No, it doesn’t. I checked visually and all at least the ones I checked are closed. I also installed QGIS as a (dignified?) form of defeat, and the dataset worked out of the box there:
Quite frustrating, but more on that later. Maybe I can export the data to gkpg from qgis.
Exporting to gpkg
I was able to export the layer to geopackage format, with help from this tutorial. In short Processing Toolbox/Layer tools/export. But when I did and ran it through my analysis/testing/milieau_repr.py file the result looks like this:

A success in many ways! But I suppose it only exported the size of the layer without the polygons. I’m not sure what went wrong here, but I don’t care enough to figure out, so, onwards:
Wha-blam! With these simple steps you can be a winner too:
Click the layer with r-mouse, select export, save features as -> and from there it should look like this:
Where you can set the parameters to your liking. I only set the filename, as the CRS was already the correct one.
Inspecting
Plenty of ideas are filling my head now that I have the dataset open and visualized.
- I think the original milieau report marks ruissalo as part of the milieau sectors, but it isn’t marked here. (I need to check if this is correct)
- Could I get population densities for each milieau and maybe compare it to the overall number of buildings/apartments in each sector and further normalize the apartment count with the frequency of property listings to find out what kind of trends there are, where do people want to move out from etc.
- There are distinct, large sections of the map which are not covered by the sectors.
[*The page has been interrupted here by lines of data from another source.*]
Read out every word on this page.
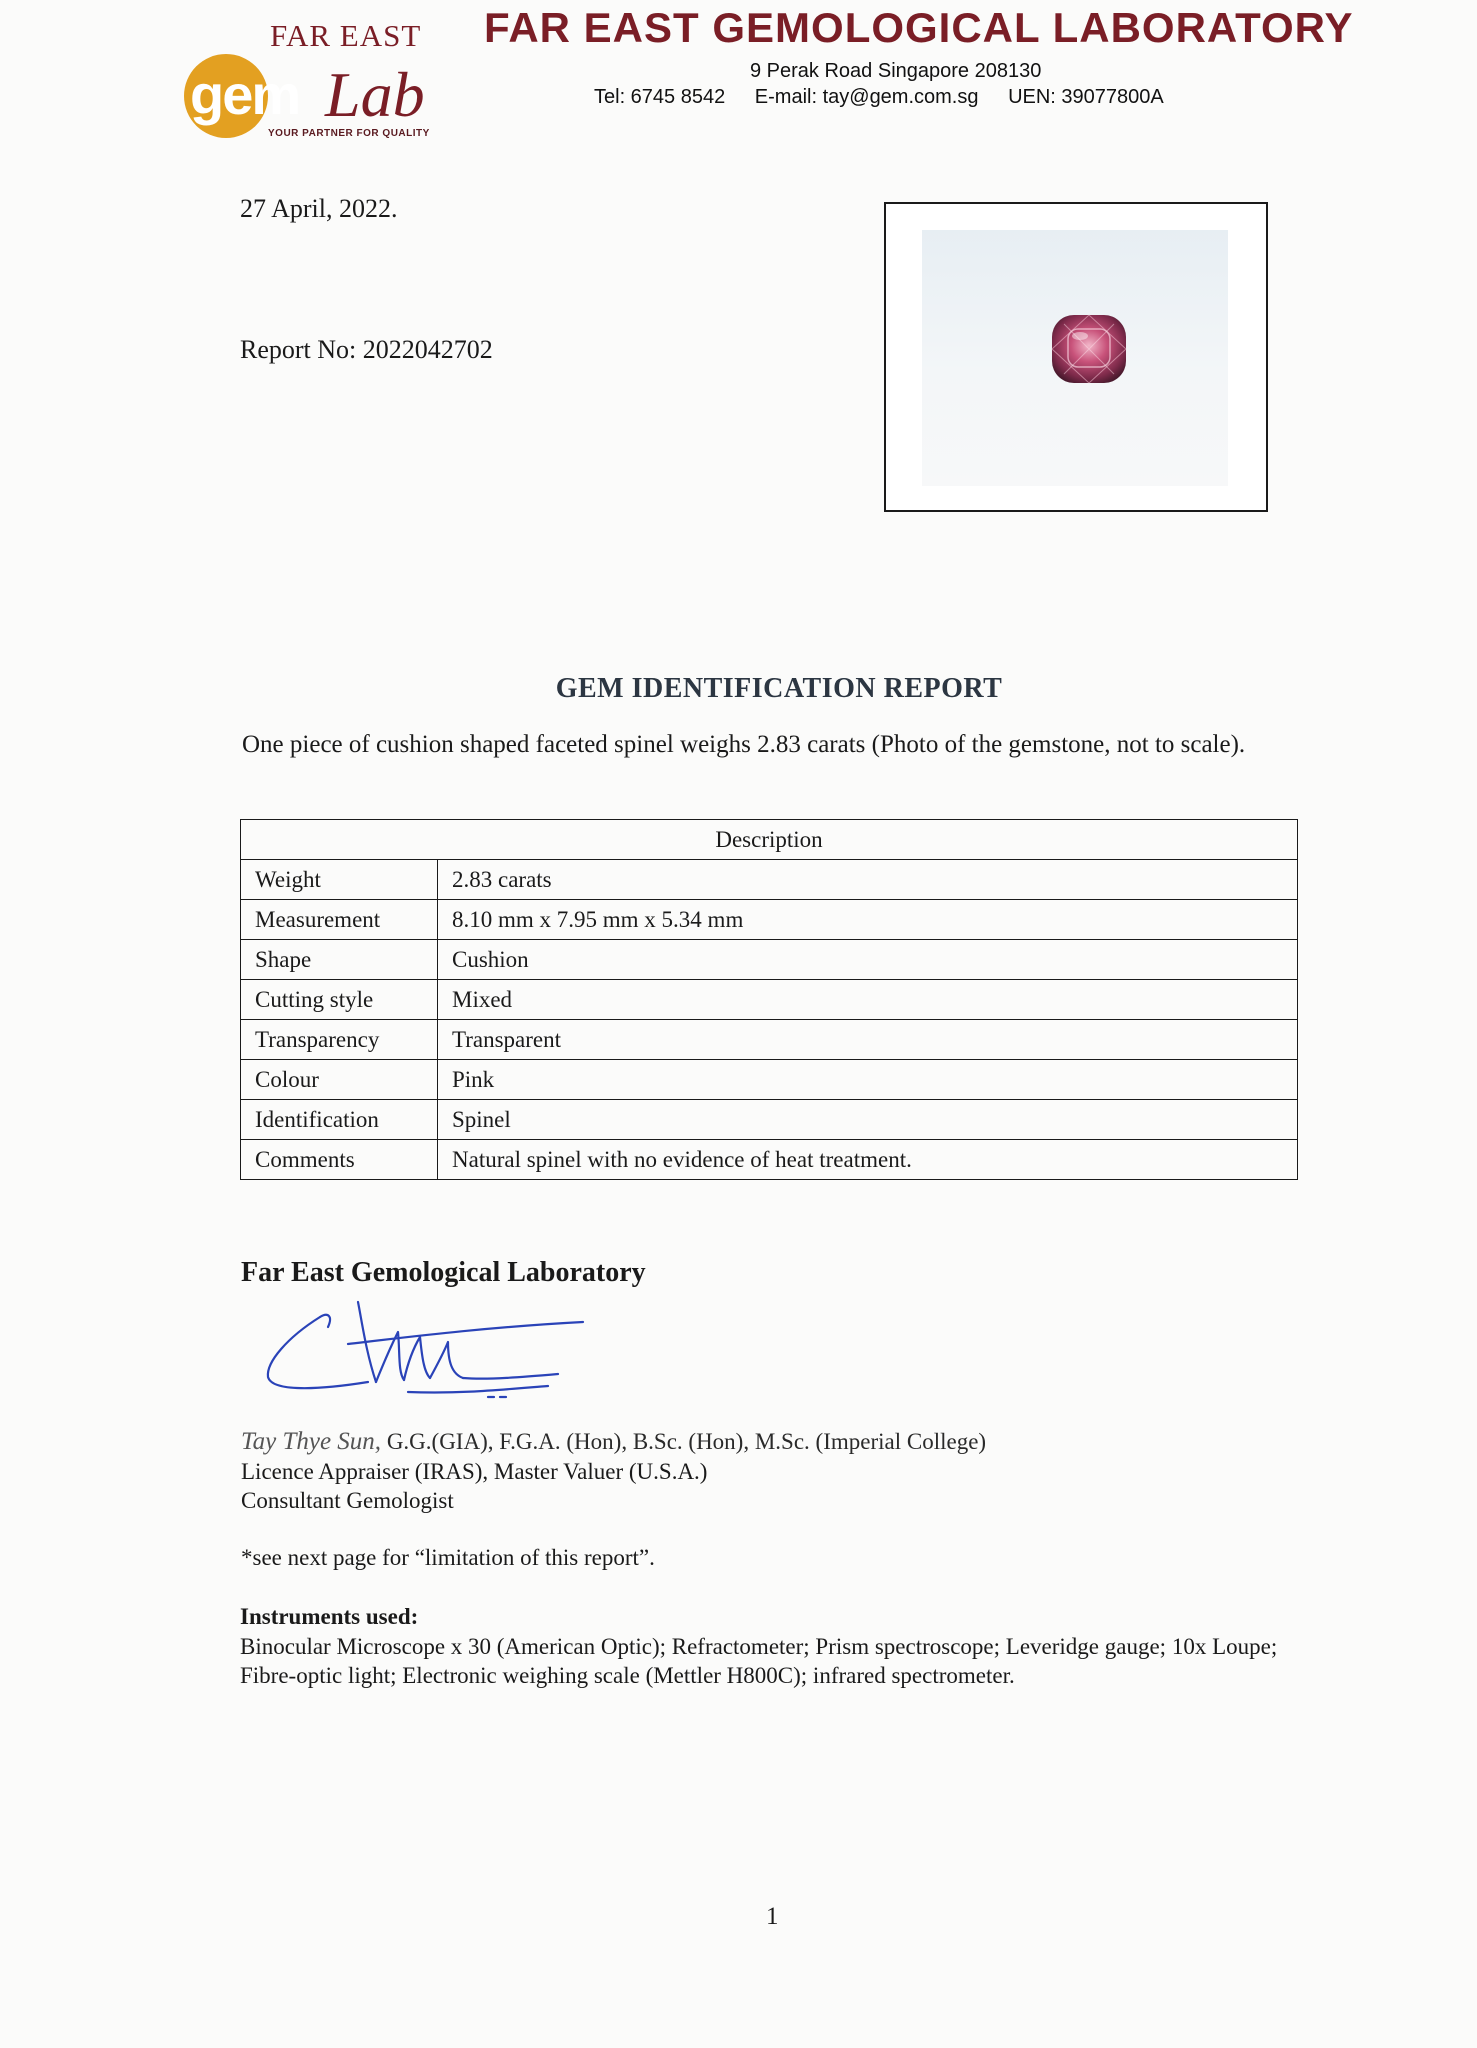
FAR EAST
gem Lab
YOUR PARTNER FOR QUALITY
FAR EAST GEMOLOGICAL LABORATORY
9 Perak Road Singapore 208130
Tel: 6745 8542 E-mail: tay@gem.com.sg UEN: 39077800A
27 April, 2022.
Report No: 2022042702
GEM IDENTIFICATION REPORT
One piece of cushion shaped faceted spinel weighs 2.83 carats (Photo of the gemstone, not to scale).
Description	
Weight	2.83 carats
Measurement	8.10 mm x 7.95 mm x 5.34 mm
Shape	Cushion
Cutting style	Mixed
Transparency	Transparent
Colour	Pink
Identification	Spinel
Comments	Natural spinel with no evidence of heat treatment.
Far East Gemological Laboratory
Tay Thye Sun, G.G.(GIA), F.G.A. (Hon), B.Sc. (Hon), M.Sc. (Imperial College)
Licence Appraiser (IRAS), Master Valuer (U.S.A.)
Consultant Gemologist
*see next page for “limitation of this report”.
Instruments used:
Binocular Microscope x 30 (American Optic); Refractometer; Prism spectroscope; Leveridge gauge; 10x Loupe; Fibre-optic light; Electronic weighing scale (Mettler H800C); infrared spectrometer.
1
I need to check with the report what is the reason they are omitted.
- I have a suspicion that they are as sections too varied and therefore can’t be pigeonholed as a certain type of milieau.
- Could I use the lack of milieau as a factor in property values? Ie: the environment isn’t a part of any milieau, therefore it is generic, lacking historical context, lacking atmosphere etc, which would affect property values.
Why is the surrounding area of the cathedral not part of the historical milieau? When that is the historical milieau of Turku, in my opinion.
Here is a screenshot of from the milieau report pp. 77
Here you can see that the whole map is covered with milieau types. Maybe I need to get in touch with Turku city about this. Actually, before I do anything, I want to check that the WFS dataset is identical to the OGC dataset that I have used now.
Indeed the WFS and OGC datasets are different!
Here we have the two datasets, the OGC in purple and WFS in brown. This is a screenshot from QGIS. I’ll export the correct dataset and contact the city.
I sent an email to the city, I’ll try to remember to report back in one of these posts once they respond.
I’ll export the wfs file to gpkg and make the html map from it:

And that probably concludes this post! This is dwindling into process documentation rather than genuine articles, but I’m not that bothered. Next up I’ll design the web crawler!